Mais l'enfant avait pris pour acquis quelque chose de bien dangereux : la loyauté. Elle pensait que Rouge-Gorge, qui l'avait protégée jusque-là, le ferait toujours. Après tout, ce n'était pas ainsi que fonctionnait les choses ? On ne se questionne plus chaque matin si le soleil se lèvera ; il nous a habitué à ça.
Mais Rouge-Gorge n'avait pas levé le petit doigt pour sauver sa mère. Alors à ses douze ans révolus, elle accepta le pacte du diable. Elle céda l'enfant. « C'est ta première leçon, Ringer. Acquitte-toi toujours de tes dettes. Tu me devais douze ans de protection. » Et elle les paya chères. Elle les compta, l'une après l'autre, tandis que la besogne était faite.
Elle crut devenir l'enfer. Elle crut que des corbeaux s'enfonçaient dans sa gorge pour lui en lacérer la chair.

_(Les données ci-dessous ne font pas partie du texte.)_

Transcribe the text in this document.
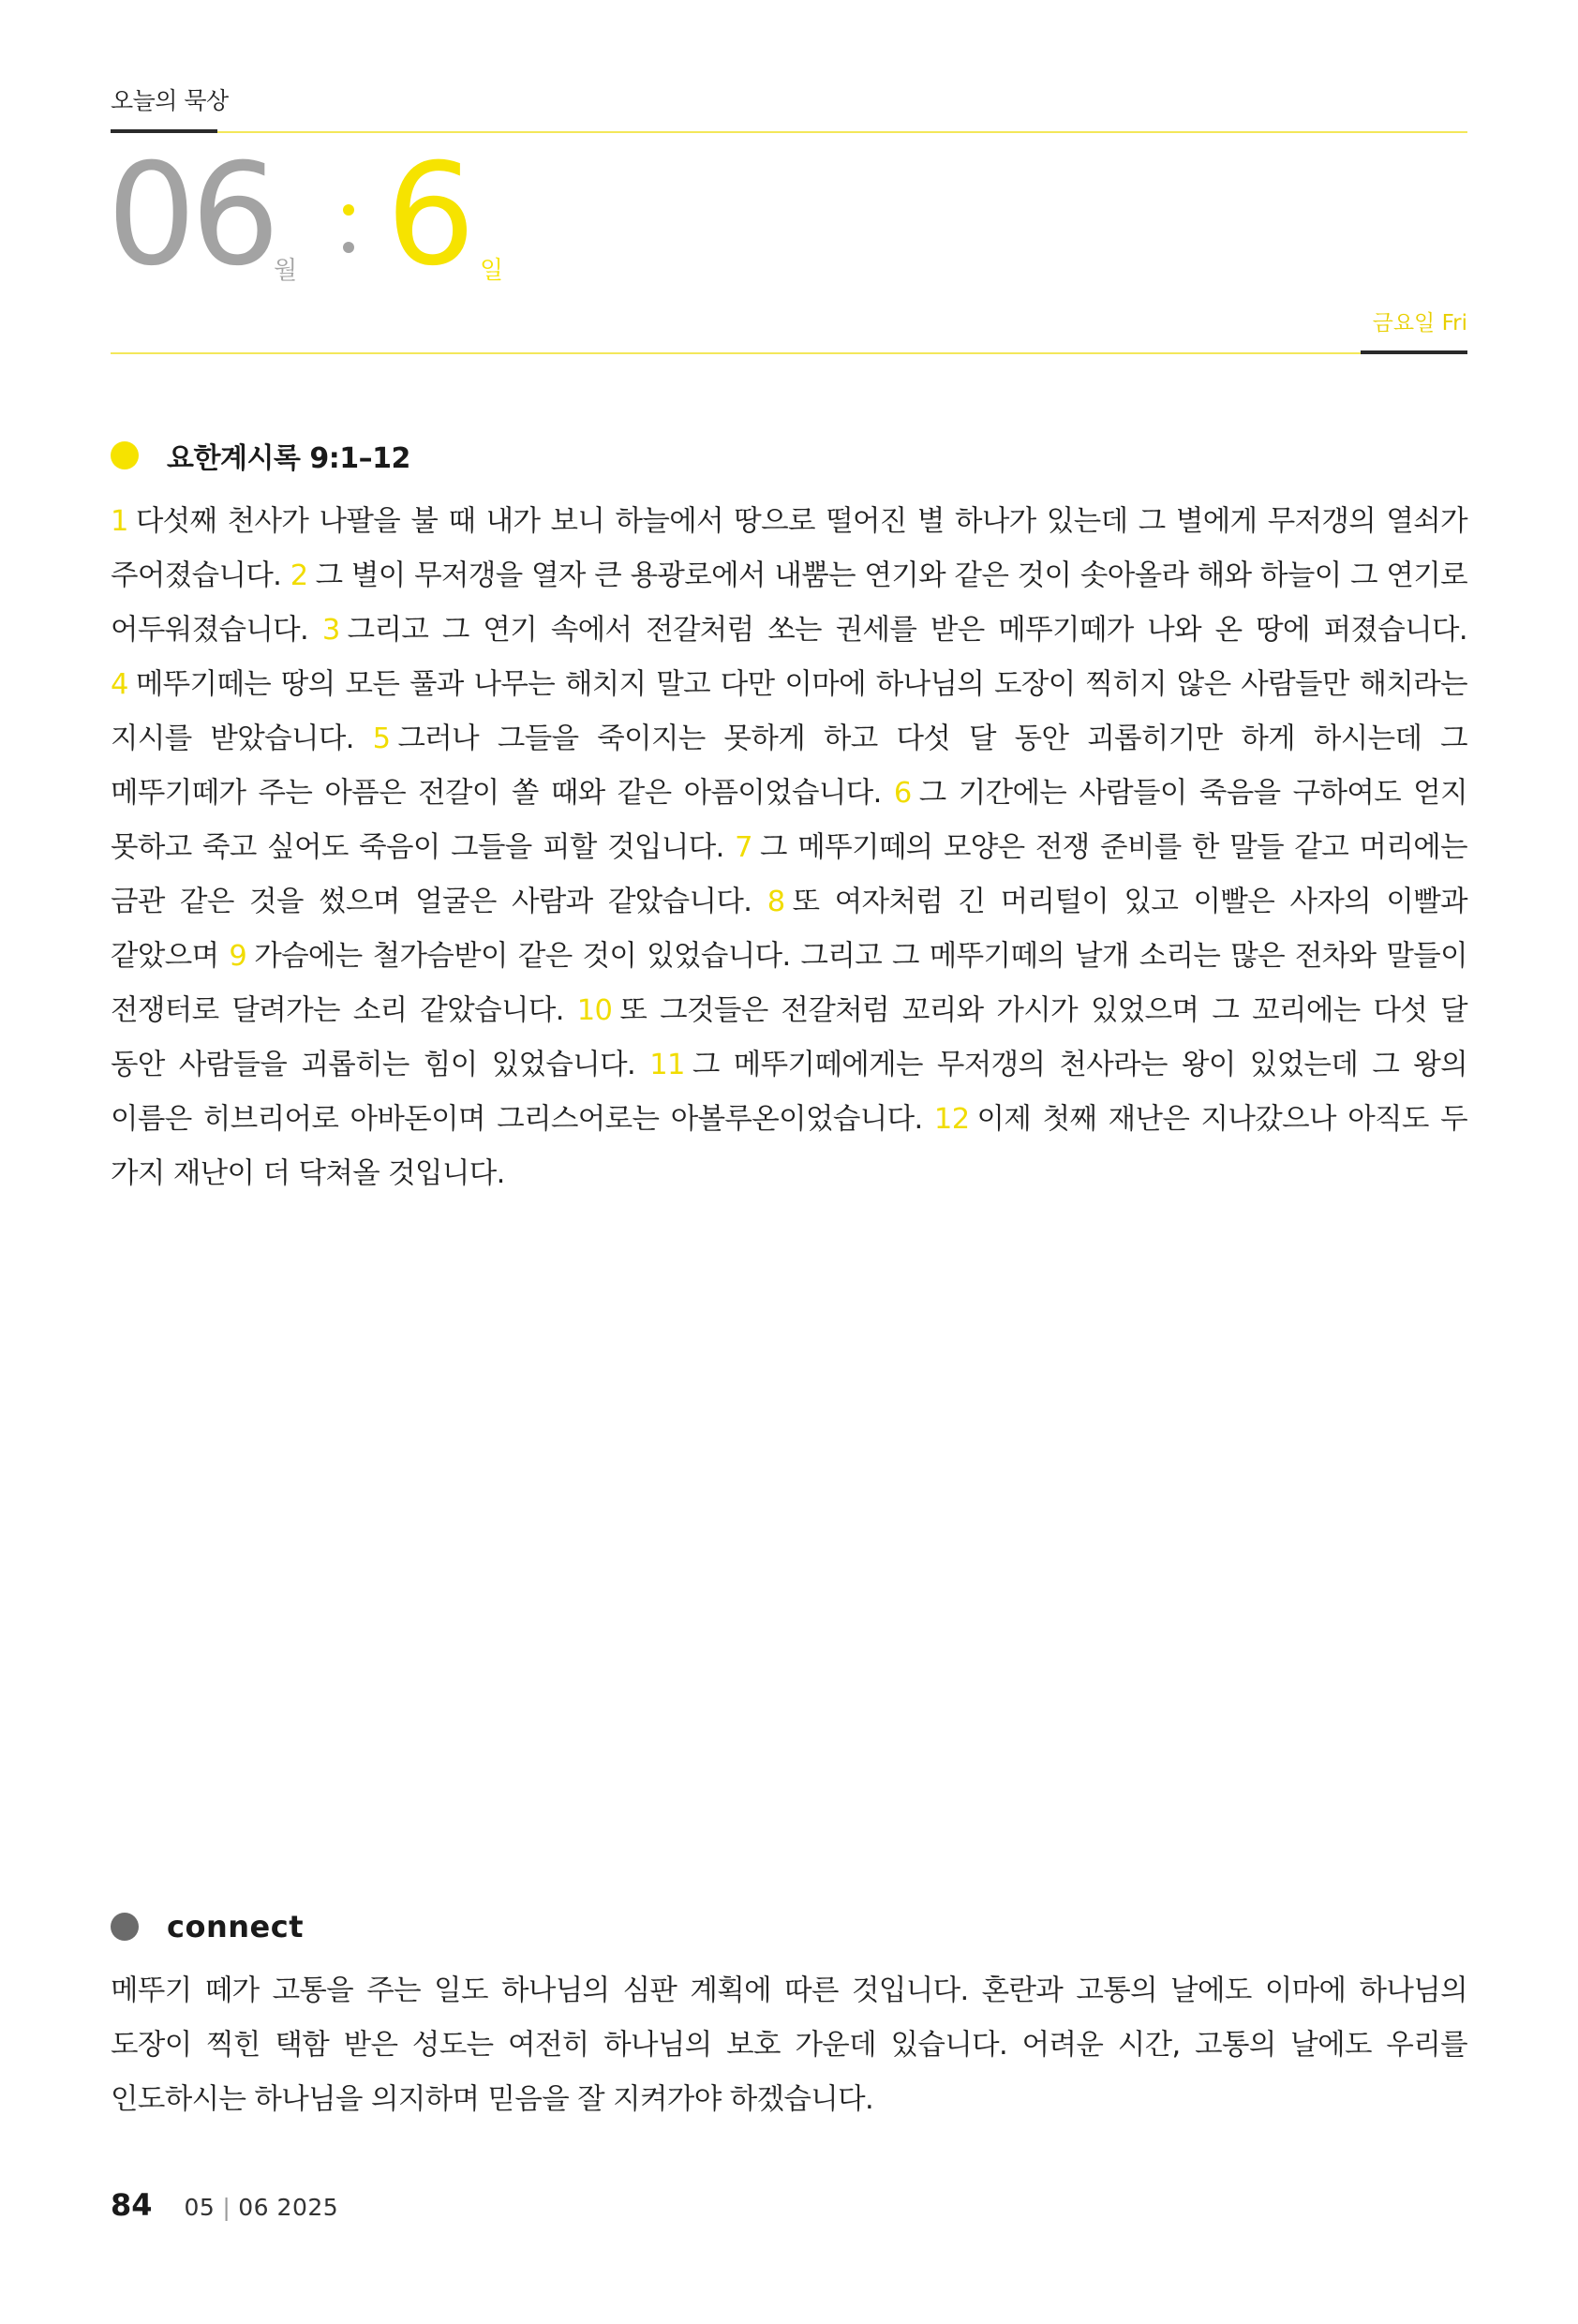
오늘의 묵상
06 월 6 일
금요일 Fri
요한계시록 9:1–12
1 다섯째 천사가 나팔을 불 때 내가 보니 하늘에서 땅으로 떨어진 별 하나가 있는데 그 별에게 무저갱의 열쇠가 주어졌습니다. 2 그 별이 무저갱을 열자 큰 용광로에서 내뿜는 연기와 같은 것이 솟아올라 해와 하늘이 그 연기로 어두워졌습니다. 3 그리고 그 연기 속에서 전갈처럼 쏘는 권세를 받은 메뚜기떼가 나와 온 땅에 퍼졌습니다. 4 메뚜기떼는 땅의 모든 풀과 나무는 해치지 말고 다만 이마에 하나님의 도장이 찍히지 않은 사람들만 해치라는 지시를 받았습니다. 5 그러나 그들을 죽이지는 못하게 하고 다섯 달 동안 괴롭히기만 하게 하시는데 그 메뚜기떼가 주는 아픔은 전갈이 쏠 때와 같은 아픔이었습니다. 6 그 기간에는 사람들이 죽음을 구하여도 얻지 못하고 죽고 싶어도 죽음이 그들을 피할 것입니다. 7 그 메뚜기떼의 모양은 전쟁 준비를 한 말들 같고 머리에는 금관 같은 것을 썼으며 얼굴은 사람과 같았습니다. 8 또 여자처럼 긴 머리털이 있고 이빨은 사자의 이빨과 같았으며 9 가슴에는 철가슴받이 같은 것이 있었습니다. 그리고 그 메뚜기떼의 날개 소리는 많은 전차와 말들이 전쟁터로 달려가는 소리 같았습니다. 10 또 그것들은 전갈처럼 꼬리와 가시가 있었으며 그 꼬리에는 다섯 달 동안 사람들을 괴롭히는 힘이 있었습니다. 11 그 메뚜기떼에게는 무저갱의 천사라는 왕이 있었는데 그 왕의 이름은 히브리어로 아바돈이며 그리스어로는 아볼루온이었습니다. 12 이제 첫째 재난은 지나갔으나 아직도 두 가지 재난이 더 닥쳐올 것입니다.
connect
메뚜기 떼가 고통을 주는 일도 하나님의 심판 계획에 따른 것입니다. 혼란과 고통의 날에도 이마에 하나님의 도장이 찍힌 택함 받은 성도는 여전히 하나님의 보호 가운데 있습니다. 어려운 시간, 고통의 날에도 우리를 인도하시는 하나님을 의지하며 믿음을 잘 지켜가야 하겠습니다.
84 05 | 06 2025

Elle crut qu'elle allait mourir. Et peut-être qu'elle mourut un peu. Car Ringer ne fut plus jamais la même après la trahison.
Corps armure, corps armé, brisée et tuée par l'aveu délétère de Rouge-Gorge - elle ne serait qu'une putain, comme sa mère avant elle, Ringer sut qu'elle devait s'aider elle-même, car personne ne le ferait à sa place. Et elle sent, le monde se façonner sous ses doigts. Elle sent les étincelles de magie qui vrillent son corps. Elle veut apprendre, découvrir, fuir, elle ne veut plus être l'objet des autres. Elle veut façonner son propre destin. Les dessous encore souillés par la présence de son bourreau, elle s'enfuit dans la nuit, promet d'enterrer celle qu'elle était, pour ne plus jamais souffrir.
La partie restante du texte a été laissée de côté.